The Multiball mode in Dr. Who begins after the player lights 15 Time Expander Factors after locking the ball. After the Time Expander reaches 0, the mini-playfield rises again to level 3, which has three gates in it with a small picture of a Dalek on the front. The player must shoot one of the doors to start multiball. Once the player has done this, the mini playfield lowers, releases the two locked balls, and then rises again back to level 3. To earn the jackpot, the player must hit all three gates on level three of the mini-playfield. This awards a jackpot that begins at 5,000,000 points for the lowest tier of Daleks and grows dramatically as the player rises through the ranks of Daleks (up to the Emperor Dalek at 50,000,000 points). After the player defeats the Emperor Dalek, Davros is revealed as the arch-villain behind the story. The mini-playfield lowers itself back to Level 2, and to defeat Davros, the player must hit the bank of 5 targets once (more if the player has already defeated Davros) to deactivate Davros' shield and get the mini-playfield to raise back to level 3. Once Davros' shield is down, the player must hit the three gates on level 3 again, after which a 100,000,000-point Davros Jackpot is awarded. All jackpots are affected by the playfield multiplier, allowing the player to collect tremendous numbers of points from a single jackpot (1,200,000,000 points if Davros has been defeated twice before and the Playfield Multiplier is 4).

== Reception ==
Writing for The Flipside Lyman Sheats found the game to have a variety of shots, but had two design flaws which can cause unfair drains. He still considered it one of the better releases of that year.

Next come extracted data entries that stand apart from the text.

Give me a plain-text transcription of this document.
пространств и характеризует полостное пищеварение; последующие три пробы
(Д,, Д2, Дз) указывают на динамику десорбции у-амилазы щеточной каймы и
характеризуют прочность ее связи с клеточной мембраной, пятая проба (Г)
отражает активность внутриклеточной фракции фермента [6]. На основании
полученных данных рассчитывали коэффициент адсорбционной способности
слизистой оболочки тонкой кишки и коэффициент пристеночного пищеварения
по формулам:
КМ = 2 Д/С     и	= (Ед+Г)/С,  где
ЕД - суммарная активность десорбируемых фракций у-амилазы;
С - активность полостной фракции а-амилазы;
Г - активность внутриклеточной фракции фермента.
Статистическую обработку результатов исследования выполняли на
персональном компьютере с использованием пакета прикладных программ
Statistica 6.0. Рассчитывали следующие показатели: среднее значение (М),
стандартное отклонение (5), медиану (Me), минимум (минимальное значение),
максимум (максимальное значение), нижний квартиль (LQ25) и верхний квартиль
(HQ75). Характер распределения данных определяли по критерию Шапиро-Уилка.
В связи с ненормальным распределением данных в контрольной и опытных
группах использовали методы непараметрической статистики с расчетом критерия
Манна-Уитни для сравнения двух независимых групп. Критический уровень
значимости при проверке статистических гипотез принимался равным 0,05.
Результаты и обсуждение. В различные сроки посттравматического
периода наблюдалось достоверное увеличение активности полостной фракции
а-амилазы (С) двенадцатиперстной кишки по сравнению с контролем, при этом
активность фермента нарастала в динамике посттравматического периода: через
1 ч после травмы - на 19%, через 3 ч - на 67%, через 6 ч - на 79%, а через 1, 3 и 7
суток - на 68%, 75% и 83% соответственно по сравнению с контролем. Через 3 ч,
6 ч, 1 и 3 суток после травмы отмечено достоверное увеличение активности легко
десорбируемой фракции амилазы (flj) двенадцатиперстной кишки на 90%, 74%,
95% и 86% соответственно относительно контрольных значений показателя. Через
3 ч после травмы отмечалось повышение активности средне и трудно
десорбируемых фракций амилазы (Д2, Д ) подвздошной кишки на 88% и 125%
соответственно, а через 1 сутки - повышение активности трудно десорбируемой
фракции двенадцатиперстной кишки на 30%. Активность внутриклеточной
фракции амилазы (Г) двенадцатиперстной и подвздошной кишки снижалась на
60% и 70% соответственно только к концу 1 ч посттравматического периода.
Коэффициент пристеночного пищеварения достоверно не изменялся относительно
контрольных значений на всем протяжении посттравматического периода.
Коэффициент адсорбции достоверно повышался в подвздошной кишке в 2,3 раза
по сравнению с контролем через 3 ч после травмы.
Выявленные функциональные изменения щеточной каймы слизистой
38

In a retro article about the machine in 2021, Pinball Mag found it to be underrated.

==Digital versions==
The table was released for The Pinball Arcade on 1 October 2016 and delisted on 30 June 2018 due to the loss of the WMS license.

An updated version, dubbed Master of Time, was announced alongside the original. Originally planned for an October 2016 release, the revised table was released on 21 December 2016. Based on the original Doctor Who pinball machine, the new table focuses on incarnations of the Doctor that debuted after the classic series and instead has the player choose a villain to face rather than an individual Doctor to play as. The table features new voiceover recorded by Peter Capaldi as the Twelfth Doctor, and Michelle Gomez as Missy, as well as using voice clips from past new-series Doctors taken from the show. This updated version is still available for purchase.